Un moment historique. C’est ainsi que Pierre Médevielle, sénateur UDI de Haute-Garonne, se remémore la séance au Sénat du 29 septembre dernier. « L’ensemble de l’hémicycle s’est élevé contre l’amendement déposé par Olivier Cadic. Tous les sénateurs, tous bords politiques confondus, se sont prononcés en faveur du maintien du monopole de la pharmacie. »
Ce vote remporté à l’issue d’un débat au cours duquel sont intervenus les deux autres pharmaciens du Sénat, Corinne Imbert, sénatrice de Charente-Maritime, et Pierre Dériot, sénateur de l’Allier, est une victoire à double titre. Il confirme la volonté de l’ensemble de la classe politique de préserver le réseau officinal. Au-delà, il inflige un nouveau camouflet à la grande distribution. Car Olivier Cadic, sénateur UDI représentant les Français de l’étranger, ne s’est pas caché de ses intentions. L’amendement qu’il a déposé visant à autoriser la commercialisation de médicaments sans prescription par d’autres réseaux de distribution que les officines, au prétexte « de faire baisser les prix des médicaments délivrés sans ordonnance, tout en diminuant les dépenses de santé de l’État », était fortement inspiré par la grande distribution.

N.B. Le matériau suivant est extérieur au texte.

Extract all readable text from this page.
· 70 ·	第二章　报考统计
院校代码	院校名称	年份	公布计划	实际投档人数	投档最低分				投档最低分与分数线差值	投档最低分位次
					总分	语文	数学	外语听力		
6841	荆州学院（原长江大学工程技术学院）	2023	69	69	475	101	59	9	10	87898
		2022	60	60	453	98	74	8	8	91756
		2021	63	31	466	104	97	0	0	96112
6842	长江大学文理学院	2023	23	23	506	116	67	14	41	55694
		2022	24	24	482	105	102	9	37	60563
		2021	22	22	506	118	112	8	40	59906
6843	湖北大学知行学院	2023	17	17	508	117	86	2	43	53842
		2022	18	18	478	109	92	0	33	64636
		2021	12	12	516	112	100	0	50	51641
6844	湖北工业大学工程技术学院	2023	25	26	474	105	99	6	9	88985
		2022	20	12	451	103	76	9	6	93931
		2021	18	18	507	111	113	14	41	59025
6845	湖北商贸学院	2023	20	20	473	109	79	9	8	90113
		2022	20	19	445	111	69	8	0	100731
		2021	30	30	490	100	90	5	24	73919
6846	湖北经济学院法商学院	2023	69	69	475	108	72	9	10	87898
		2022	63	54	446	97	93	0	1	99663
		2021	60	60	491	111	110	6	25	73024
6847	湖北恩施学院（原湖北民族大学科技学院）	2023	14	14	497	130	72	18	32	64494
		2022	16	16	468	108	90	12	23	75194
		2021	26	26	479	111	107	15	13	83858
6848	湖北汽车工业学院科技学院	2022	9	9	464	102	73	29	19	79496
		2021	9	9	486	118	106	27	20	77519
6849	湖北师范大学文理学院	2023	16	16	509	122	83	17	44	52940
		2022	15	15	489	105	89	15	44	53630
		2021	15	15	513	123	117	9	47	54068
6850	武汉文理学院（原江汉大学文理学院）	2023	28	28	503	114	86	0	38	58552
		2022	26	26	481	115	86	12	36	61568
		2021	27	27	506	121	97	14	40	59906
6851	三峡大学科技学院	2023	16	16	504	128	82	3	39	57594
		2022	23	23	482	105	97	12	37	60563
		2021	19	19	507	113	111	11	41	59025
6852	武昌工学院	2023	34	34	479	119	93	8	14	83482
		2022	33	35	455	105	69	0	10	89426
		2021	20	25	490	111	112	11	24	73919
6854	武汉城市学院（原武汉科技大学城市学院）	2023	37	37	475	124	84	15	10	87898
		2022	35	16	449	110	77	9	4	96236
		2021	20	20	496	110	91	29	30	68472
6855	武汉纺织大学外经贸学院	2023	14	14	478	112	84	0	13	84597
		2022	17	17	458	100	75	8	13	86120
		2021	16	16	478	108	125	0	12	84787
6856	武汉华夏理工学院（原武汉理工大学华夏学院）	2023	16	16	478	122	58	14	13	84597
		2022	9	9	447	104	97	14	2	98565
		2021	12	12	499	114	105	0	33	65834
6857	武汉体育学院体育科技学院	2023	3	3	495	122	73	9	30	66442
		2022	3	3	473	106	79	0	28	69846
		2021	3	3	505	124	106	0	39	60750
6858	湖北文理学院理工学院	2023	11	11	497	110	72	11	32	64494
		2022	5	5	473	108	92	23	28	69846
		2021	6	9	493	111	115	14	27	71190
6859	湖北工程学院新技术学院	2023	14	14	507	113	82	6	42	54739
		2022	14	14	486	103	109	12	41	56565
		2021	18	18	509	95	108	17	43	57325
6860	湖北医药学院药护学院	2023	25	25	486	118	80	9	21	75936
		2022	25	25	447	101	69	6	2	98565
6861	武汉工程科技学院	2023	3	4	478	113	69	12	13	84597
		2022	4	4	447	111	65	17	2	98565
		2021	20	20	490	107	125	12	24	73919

Bien qu’il s’en soit défendu par la suite en affirmant avoir reçu « un très long courrier de l’UFC-Que Choisir à ce sujet » et des appels téléphoniques de pharmaciens qui assuraient « qu’une telle mesure permettrait d’améliorer la situation de l’emploi dans la profession, qui compte 15 % de chômeurs », le sénateur restera celui qui a déposé l’amendement « Leclerc ».
Soupçons sur les pharmaciens
Les trois sénateurs pharmaciens ont immédiatement contre-attaqué, invoquant tour à tour la sécurité du médicament, la fragilisation du modèle économique de l’officine, la préservation du maillage officinal et le maintien du numerus clausus. « Il n’est d’ailleurs pas dit quelle contrepartie Monsieur Leclerc prévoyait, alors que la casse du monopole déstabiliserait irrémédiablement le réseau officinal, fragiliserait durablement un secteur d’activité et, en concentrant les points de vente, constituerait une erreur indéniable dans l’aménagement du territoire », objecte Corinne Imbert. Elle souligne que la concurrence ne peut être évoquée pour briser le monopole dans la mesure où elle s’exerce déjà « entre les acteurs de la pharmacie eux-mêmes ».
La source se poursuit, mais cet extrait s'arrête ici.